Cette méthode est basée sur le respect de la liberté et de la spontanéité des enfants, au moyen de travaux réalisés de façon indépendante et d'une présentation des contenus à travers des activités récréatives. Si on la compare avec la méthode Montessori, elle n'utilise pas de matériel perfectionné, mais des matériaux de récupération, plus en relation avec les origines modestes des enfants auxquels elle s'adressait originellement. Les sœurs Agazzi critiquaient le matériel Montessori pour son caractère artificiel, elles préféraient l'expérience directe[2].

La méthode Agazzi a influencé l'éducation des enfants en Italie. Selon les données du ministère italien de l'Éducation[réf. nécessaire], en 1948, 74 % des enfants de l'école italienne la suivaient.

La technique des sœurs Agazzi est basée sur trois points principaux[3] : une éducation sensorielle, fondée sur le travail des couleurs, des matériaux et des formes des objets ; une éducation intellectuelle, fondée sur l'exploration du monde et la perception naturelle des concepts ; une éducation morale, réprouvant l'agressivité et incluant la pratique de la religion et l'éducation physique.

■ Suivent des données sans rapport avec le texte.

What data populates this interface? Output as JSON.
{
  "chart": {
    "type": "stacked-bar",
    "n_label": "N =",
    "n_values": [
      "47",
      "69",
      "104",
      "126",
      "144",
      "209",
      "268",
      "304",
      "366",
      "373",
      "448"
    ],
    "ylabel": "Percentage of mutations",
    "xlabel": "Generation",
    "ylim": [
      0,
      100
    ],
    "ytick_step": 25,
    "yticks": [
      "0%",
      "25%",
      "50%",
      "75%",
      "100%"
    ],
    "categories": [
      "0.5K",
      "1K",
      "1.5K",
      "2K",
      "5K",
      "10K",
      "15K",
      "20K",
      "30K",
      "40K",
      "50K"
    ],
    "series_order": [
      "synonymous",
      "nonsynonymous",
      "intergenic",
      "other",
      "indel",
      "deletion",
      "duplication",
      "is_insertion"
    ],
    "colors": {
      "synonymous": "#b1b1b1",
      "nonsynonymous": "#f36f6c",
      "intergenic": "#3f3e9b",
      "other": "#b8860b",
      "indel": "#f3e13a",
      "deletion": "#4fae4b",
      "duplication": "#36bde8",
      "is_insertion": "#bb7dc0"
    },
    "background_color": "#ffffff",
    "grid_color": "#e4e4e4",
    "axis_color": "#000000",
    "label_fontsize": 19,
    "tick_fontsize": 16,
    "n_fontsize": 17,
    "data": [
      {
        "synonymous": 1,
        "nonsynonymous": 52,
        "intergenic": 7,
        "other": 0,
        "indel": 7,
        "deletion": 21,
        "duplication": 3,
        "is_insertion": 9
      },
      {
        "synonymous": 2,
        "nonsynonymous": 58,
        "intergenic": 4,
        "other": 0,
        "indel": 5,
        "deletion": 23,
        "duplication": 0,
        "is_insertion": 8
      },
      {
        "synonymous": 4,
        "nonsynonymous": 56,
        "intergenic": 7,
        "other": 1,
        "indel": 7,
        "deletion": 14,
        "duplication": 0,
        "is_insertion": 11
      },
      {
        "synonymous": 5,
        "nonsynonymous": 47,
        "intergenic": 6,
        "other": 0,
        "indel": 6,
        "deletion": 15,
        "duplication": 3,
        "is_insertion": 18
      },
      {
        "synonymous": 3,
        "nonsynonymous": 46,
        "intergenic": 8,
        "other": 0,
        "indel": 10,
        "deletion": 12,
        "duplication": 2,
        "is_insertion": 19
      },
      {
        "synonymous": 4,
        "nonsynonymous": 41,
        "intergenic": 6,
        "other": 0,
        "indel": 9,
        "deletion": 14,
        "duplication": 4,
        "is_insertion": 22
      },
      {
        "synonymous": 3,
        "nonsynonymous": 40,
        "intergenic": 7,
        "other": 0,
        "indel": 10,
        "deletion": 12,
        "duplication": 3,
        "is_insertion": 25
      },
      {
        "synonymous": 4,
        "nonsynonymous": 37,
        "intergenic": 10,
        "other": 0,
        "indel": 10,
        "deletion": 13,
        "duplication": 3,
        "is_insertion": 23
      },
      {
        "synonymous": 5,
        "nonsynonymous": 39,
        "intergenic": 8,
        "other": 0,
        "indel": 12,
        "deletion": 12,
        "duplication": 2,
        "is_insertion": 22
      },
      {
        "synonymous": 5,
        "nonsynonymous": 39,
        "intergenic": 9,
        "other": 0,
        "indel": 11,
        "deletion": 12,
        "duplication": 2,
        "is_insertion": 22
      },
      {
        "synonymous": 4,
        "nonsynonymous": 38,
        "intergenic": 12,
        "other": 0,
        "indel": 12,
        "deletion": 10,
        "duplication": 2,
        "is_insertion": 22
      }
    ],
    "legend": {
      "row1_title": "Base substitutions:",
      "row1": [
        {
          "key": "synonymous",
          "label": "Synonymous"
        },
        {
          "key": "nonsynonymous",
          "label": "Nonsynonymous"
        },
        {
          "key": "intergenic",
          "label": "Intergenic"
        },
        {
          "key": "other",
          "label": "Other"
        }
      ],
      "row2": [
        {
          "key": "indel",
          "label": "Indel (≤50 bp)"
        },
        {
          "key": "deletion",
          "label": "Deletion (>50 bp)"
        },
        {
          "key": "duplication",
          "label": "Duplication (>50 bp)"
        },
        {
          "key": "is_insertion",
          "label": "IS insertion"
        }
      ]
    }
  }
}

Pour les sœurs Agazzi, l’enfant n’est pas spectateur de sa vie, il ne doit pas se laisser guider mais devenir acteur de ses propres actes. L’enfant ne suit plus les avis et les choix des professeurs : ce sera à lui de décider en ce qui concerne les activités ou le domaine personnel.[réf. nécessaire] Rosa et Carolina Agazzi considèrent que l'apprentissage de l’enfant se fait à partir de son expérience personnelle ; en se basant sur ce principe, elles veulent créer dans l’école une atmosphère familiale en lien avec la famille de l'enfant.[réf. nécessaire]

Afin de laisser de l'espace aux enfants, l’enseignant intervient seulement en cas de difficulté majeure dans la réalisation d’une tâche.

Selon des spécialistes, le rôle des sœurs Agazzi dans les méthodes d'éducation est minimisé. Daniel Hameline interroge : « Montessori n'a-t-elle pas assis sa réputation en gommant le rôle des sœurs Agazzi, en réécrivant à son seul profit l'histoire des premières case dei bambini romaines, et en verrouillant un mouvement à sa dévotion ? »[4].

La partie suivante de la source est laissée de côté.